Given my somewhat limited understanding of poles and Laurent series, I seem to be looking to prove that inverting $f$'s input will not "interfere" with the coefficients of its Laurent series to make it so the resulting Laurent series (that of $g$) has non-zero coefficients where $f$'s did not or vice versa. From the definition I think we have that the Laurent series of $g$ about $1/z_0$ is \begin{equation*} g(z) = f\left(\frac{1}{z}\right) = \sum_{k=-\infty}^\infty a_k \left(\frac{1}{z} - \frac{1}{z_0}\right)^k \end{equation*} where the $a_k$'s are derived from the coefficients of $f$'s Laurent series in some way. However I don't know how to show that an $a_k$ will be zero iff its corresponding coefficient is zero (I did investigate somewhat into the integral form of the $a_k$'s but it proved fruitless).
I also have some basic results about the orders of poles of sums, products and reciprocals of functions but they don't seem to be relevant. Any direction with regards the solution or sources that could provide more understanding of this would be greatly appreciated.

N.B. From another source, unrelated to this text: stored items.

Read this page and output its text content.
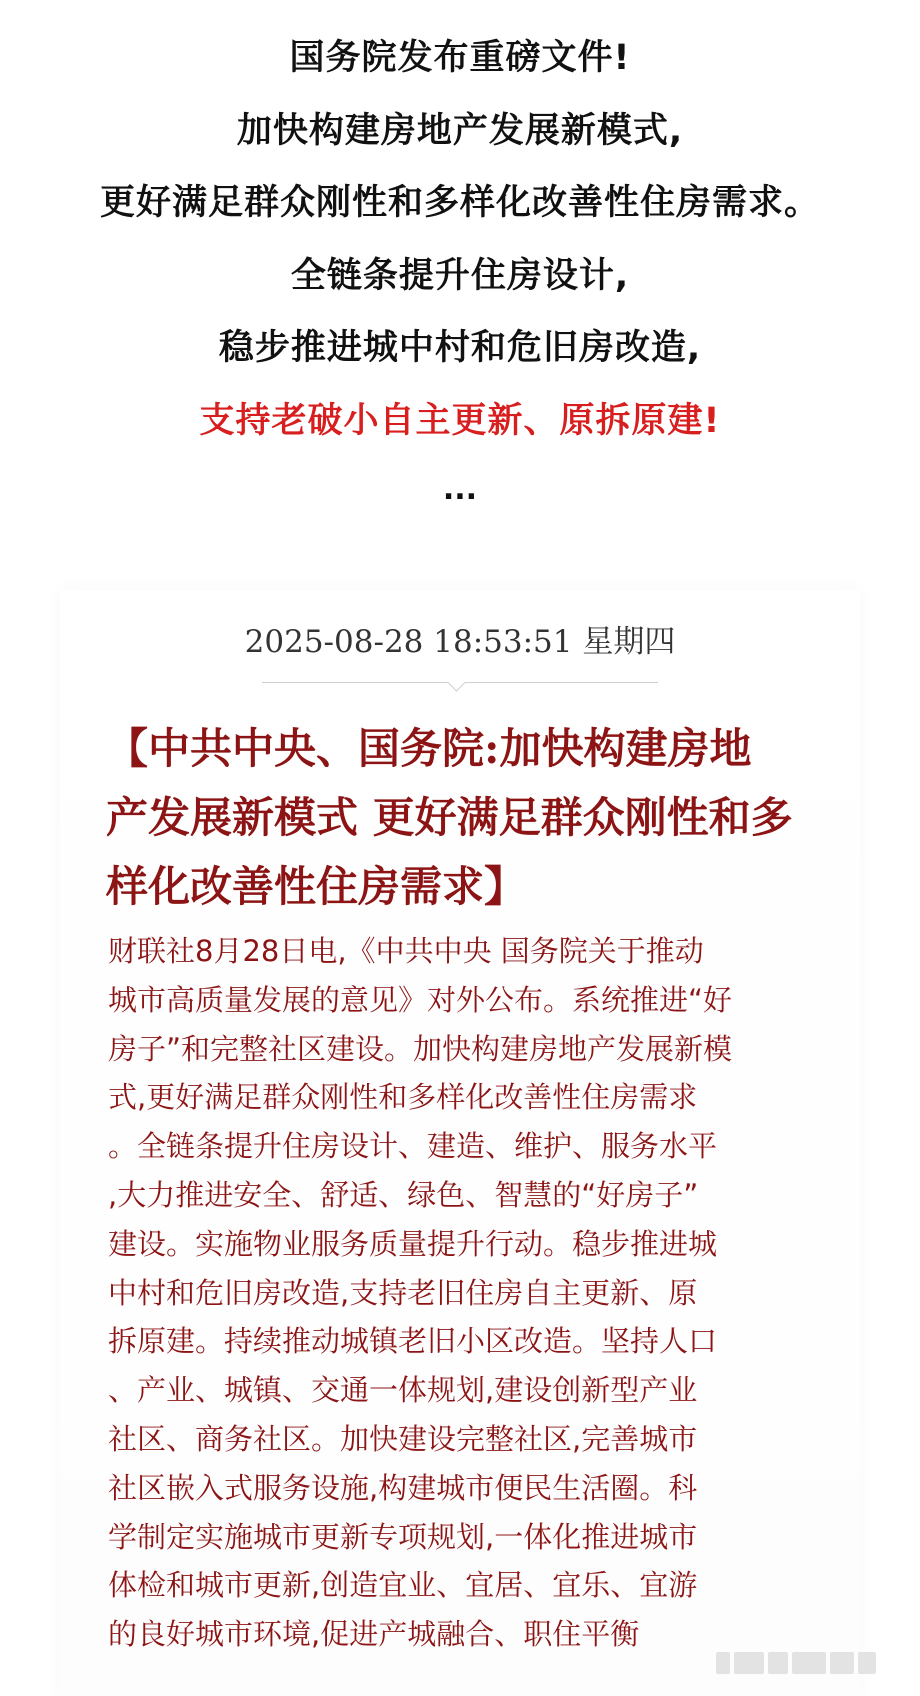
国务院发布重磅文件!
加快构建房地产发展新模式,
更好满足群众刚性和多样化改善性住房需求。
全链条提升住房设计,
稳步推进城中村和危旧房改造,
支持老破小自主更新、原拆原建!
...
2025-08-28 18:53:51 星期四
【中共中央、国务院:加快构建房地
产发展新模式 更好满足群众刚性和多
样化改善性住房需求】
财联社8月28日电,《中共中央 国务院关于推动
城市高质量发展的意见》对外公布。系统推进“好
房子”和完整社区建设。加快构建房地产发展新模
式,更好满足群众刚性和多样化改善性住房需求
。全链条提升住房设计、建造、维护、服务水平
,大力推进安全、舒适、绿色、智慧的“好房子”
建设。实施物业服务质量提升行动。稳步推进城
中村和危旧房改造,支持老旧住房自主更新、原
拆原建。持续推动城镇老旧小区改造。坚持人口
、产业、城镇、交通一体规划,建设创新型产业
社区、商务社区。加快建设完整社区,完善城市
社区嵌入式服务设施,构建城市便民生活圈。科
学制定实施城市更新专项规划,一体化推进城市
体检和城市更新,创造宜业、宜居、宜乐、宜游
的良好城市环境,促进产城融合、职住平衡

$z_0$ is a pole of order $n$ if $\lim_{z \to z_0} (z-z_0)^n f(z) $ is finite and not zero (this is really the definition: note if $f$ is not identically zero there is only one $n$ for which this occurs). So let's look at $(z-1/z_0)^n g(z)$: $$ \lim_{z \to 1/z_0}\left( z - \frac{1}{z_0} \right)^n g(z) = \lim_{z \to 1/z_0}\left( z - \frac{1}{z_0} \right)^n f\left(\frac{1}{z}\right) = \lim_{z \to 1/z_0} \left(-\frac{z}{z_0}\right)^n\left( \frac{1}{z}-z_0 \right)^n f\left(\frac{1}{z}\right) $$ But $(-z/z_0)^n \to (-1)^n \neq 0$, so the limit is nonzero if and only if $\lim_{z \to 1/z_0} \left( \frac{1}{z}-z_0 \right)^n f\left(\frac{1}{z}\right)$ is nonzero, i.e. $f$ has a pole of order $n$ at $1/z=z_0$.